蹉跎谷、断肠石、苦竹斋、念灭溪……断肠石下肝肠断,蹉跎谷中花信蹉!胡忘归在心中一一默念,胸口隐隐作痛,长叹道:“自她离去之后,这些年来,我未曾有过她的半点音问。她究竟是生是死,始终不得而知……”
白衣雪道:“钟世伯和钟夫人这些年来,与袁师母偶有联络,蹉跎谷与浮碧山庄离得也不远,袁师母还曾带着袁师姐,一起去往庄上,住过些时日。”

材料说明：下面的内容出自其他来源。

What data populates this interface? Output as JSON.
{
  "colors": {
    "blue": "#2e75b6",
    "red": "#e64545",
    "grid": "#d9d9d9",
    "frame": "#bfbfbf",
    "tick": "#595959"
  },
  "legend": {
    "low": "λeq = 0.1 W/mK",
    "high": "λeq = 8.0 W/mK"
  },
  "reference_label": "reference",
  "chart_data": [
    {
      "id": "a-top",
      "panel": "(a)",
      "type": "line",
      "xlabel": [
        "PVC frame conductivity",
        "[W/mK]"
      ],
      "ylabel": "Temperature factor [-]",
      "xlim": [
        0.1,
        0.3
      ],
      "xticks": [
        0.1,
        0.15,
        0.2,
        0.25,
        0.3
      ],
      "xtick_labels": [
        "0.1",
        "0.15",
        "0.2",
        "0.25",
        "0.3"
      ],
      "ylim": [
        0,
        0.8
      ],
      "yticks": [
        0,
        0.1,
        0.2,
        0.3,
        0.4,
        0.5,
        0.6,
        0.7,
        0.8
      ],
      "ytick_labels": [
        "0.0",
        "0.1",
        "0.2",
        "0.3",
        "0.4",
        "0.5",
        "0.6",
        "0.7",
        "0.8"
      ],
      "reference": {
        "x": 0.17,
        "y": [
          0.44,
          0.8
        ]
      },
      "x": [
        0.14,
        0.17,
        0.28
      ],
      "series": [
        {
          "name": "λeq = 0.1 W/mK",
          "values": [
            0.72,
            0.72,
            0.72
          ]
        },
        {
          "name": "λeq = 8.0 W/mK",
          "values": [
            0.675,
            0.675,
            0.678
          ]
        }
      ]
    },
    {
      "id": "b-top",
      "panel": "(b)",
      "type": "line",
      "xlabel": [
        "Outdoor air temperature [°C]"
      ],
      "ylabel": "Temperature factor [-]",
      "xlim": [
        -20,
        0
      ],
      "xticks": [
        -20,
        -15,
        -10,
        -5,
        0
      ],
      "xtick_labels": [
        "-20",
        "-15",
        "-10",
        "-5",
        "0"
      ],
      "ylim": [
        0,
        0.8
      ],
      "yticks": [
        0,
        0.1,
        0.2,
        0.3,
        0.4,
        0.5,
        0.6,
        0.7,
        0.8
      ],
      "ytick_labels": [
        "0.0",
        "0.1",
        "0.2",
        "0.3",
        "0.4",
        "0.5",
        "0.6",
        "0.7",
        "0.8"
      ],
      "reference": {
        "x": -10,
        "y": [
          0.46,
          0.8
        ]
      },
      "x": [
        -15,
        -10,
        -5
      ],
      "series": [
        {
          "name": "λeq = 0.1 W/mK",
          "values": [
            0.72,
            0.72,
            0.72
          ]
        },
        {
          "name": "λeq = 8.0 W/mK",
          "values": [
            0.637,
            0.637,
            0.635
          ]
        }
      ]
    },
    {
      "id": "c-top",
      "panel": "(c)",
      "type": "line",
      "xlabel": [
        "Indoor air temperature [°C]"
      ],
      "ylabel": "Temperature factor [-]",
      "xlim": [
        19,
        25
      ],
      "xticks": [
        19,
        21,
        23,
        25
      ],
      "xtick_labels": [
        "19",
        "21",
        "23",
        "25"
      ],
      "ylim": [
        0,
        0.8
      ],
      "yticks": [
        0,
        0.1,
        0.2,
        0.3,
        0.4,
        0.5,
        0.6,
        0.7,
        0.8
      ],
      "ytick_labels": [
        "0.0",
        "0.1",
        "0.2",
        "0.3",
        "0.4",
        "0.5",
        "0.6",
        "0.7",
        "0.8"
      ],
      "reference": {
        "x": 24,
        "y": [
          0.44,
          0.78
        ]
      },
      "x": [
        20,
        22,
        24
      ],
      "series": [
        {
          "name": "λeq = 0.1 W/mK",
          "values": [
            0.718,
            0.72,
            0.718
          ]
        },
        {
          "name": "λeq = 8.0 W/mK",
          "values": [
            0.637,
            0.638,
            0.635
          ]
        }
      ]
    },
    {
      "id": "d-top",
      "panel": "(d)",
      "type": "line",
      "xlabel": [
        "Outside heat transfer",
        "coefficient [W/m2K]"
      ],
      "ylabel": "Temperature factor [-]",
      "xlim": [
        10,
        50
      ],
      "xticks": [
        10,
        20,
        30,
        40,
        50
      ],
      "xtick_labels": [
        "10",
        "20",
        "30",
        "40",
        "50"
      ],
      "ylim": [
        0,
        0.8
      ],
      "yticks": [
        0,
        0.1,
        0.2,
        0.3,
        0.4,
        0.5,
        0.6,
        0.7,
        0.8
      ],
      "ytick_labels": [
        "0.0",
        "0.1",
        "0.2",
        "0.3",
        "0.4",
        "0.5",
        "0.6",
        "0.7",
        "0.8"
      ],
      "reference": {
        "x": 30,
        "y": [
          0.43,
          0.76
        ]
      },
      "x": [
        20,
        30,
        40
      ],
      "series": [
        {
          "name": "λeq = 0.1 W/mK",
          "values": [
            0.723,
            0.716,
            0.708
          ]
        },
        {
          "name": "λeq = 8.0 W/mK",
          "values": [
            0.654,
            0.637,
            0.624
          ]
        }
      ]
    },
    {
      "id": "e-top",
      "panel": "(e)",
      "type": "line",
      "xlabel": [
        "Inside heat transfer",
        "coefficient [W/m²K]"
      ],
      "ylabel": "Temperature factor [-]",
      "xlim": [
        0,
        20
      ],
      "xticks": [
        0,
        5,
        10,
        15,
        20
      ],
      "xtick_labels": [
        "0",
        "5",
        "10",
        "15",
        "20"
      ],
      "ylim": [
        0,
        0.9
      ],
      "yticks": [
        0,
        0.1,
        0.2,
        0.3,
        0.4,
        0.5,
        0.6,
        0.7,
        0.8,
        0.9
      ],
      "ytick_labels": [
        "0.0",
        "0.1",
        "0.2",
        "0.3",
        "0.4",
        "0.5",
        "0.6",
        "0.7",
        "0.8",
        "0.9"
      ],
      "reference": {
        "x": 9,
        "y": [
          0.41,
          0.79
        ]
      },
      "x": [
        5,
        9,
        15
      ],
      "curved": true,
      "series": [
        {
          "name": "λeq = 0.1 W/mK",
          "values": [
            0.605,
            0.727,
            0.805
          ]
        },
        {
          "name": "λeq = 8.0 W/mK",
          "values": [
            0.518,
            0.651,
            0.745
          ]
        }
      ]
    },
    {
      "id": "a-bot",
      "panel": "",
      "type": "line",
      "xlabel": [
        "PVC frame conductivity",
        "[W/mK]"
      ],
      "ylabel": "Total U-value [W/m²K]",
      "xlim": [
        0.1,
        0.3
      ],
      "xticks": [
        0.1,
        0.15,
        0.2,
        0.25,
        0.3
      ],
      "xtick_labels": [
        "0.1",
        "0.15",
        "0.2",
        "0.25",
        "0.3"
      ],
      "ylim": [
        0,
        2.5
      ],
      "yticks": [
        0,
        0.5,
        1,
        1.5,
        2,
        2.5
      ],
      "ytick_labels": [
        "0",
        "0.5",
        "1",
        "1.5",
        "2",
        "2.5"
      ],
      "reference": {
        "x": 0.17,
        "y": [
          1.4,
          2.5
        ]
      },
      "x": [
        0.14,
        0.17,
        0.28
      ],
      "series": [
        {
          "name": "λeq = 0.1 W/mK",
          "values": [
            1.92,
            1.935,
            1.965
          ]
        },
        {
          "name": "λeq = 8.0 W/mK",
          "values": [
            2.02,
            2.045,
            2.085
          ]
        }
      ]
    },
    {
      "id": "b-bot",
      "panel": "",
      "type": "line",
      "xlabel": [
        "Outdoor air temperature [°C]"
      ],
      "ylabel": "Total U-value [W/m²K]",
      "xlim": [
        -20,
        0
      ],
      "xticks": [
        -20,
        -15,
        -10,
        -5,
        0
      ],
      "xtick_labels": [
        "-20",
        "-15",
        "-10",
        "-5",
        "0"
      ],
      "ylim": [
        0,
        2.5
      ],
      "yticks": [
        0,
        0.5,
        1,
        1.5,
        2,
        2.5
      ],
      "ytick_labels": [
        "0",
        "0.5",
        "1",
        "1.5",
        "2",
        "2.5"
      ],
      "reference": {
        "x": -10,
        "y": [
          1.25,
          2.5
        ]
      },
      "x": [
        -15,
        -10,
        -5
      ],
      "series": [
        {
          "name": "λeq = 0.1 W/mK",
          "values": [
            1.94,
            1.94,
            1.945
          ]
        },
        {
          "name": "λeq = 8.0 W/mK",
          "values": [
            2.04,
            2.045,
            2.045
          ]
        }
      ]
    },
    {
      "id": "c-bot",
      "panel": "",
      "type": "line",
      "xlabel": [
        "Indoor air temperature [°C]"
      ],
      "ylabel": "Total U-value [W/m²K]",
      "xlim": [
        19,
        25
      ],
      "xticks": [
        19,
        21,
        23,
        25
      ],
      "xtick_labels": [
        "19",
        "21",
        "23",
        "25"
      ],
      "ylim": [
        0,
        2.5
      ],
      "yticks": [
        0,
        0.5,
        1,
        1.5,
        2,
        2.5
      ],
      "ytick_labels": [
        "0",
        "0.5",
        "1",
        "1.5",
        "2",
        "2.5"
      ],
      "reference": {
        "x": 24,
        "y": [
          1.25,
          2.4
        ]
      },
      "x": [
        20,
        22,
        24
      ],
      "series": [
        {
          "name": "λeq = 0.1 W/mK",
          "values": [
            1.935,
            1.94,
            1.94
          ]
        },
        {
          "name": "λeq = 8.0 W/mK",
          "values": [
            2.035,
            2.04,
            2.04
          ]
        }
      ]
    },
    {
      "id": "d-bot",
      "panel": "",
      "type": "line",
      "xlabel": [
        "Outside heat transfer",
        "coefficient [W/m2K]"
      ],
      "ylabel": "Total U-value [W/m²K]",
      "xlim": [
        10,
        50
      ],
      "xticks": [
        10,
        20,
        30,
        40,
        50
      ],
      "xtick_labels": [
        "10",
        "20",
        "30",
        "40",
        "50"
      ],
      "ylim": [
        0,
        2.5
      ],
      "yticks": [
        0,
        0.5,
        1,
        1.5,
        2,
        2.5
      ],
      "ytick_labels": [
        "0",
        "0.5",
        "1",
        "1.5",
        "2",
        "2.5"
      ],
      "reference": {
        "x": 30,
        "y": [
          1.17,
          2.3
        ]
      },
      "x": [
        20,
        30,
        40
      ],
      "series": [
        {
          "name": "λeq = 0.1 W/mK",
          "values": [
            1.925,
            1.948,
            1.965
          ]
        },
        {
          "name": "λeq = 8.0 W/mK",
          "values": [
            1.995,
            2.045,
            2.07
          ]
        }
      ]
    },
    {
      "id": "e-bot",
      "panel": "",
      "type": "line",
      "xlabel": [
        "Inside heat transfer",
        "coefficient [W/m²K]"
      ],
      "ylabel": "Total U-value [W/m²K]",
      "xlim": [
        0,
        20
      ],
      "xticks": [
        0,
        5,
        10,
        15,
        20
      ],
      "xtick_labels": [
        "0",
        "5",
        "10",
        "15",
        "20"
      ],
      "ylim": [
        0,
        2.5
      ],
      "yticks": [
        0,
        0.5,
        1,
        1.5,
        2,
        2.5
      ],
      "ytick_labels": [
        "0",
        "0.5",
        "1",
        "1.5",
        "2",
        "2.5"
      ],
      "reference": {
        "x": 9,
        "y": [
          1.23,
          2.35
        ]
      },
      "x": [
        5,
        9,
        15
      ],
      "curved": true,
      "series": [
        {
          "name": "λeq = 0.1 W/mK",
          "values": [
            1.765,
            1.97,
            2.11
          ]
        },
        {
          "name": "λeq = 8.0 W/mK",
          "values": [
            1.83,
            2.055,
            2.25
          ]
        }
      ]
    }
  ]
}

胡忘归“啊”的一声,显得十分惊讶,沉吟良久,苦笑道:“每回见到你钟世伯,我都曾拜托他们夫妇二人打听你袁师母的音讯,想不到……想不到……唉,他们竟是瞒得我好苦。”
白衣雪道:“师父,那也怨不得钟世伯和钟夫人。袁师母似乎……似乎不想让你知道她的近况。”
胡忘归神色略显尴尬,说道:“我明白的,不怨你钟世伯。”
白衣雪想起那晚钟夫人和袁珂君的对话,想到自己的身世,本待此回当面向师父问个明白,然而事到临头、话到嘴边,却又迟疑了起来。胡忘归见他数度欲言又止的模样,说道:“雪儿,今日只有你我师徒二人,你有话但说无妨。”
白衣雪暗自攥紧了拳头,横下心来,说道:“师父,徒儿这些年心中一直有个疑问,我……我的生身父母是谁?他们……真的都不在人世了么?”激荡之下,舌头竟自有些僵硬。
胡忘归心中突的一下,脸上神色不动,缓缓地道:“你怎么想起来问这个?”
白衣雪泫泣欲泪,道:“方才说到……袁师姐的身世,弟子不免想起自己的身世来。”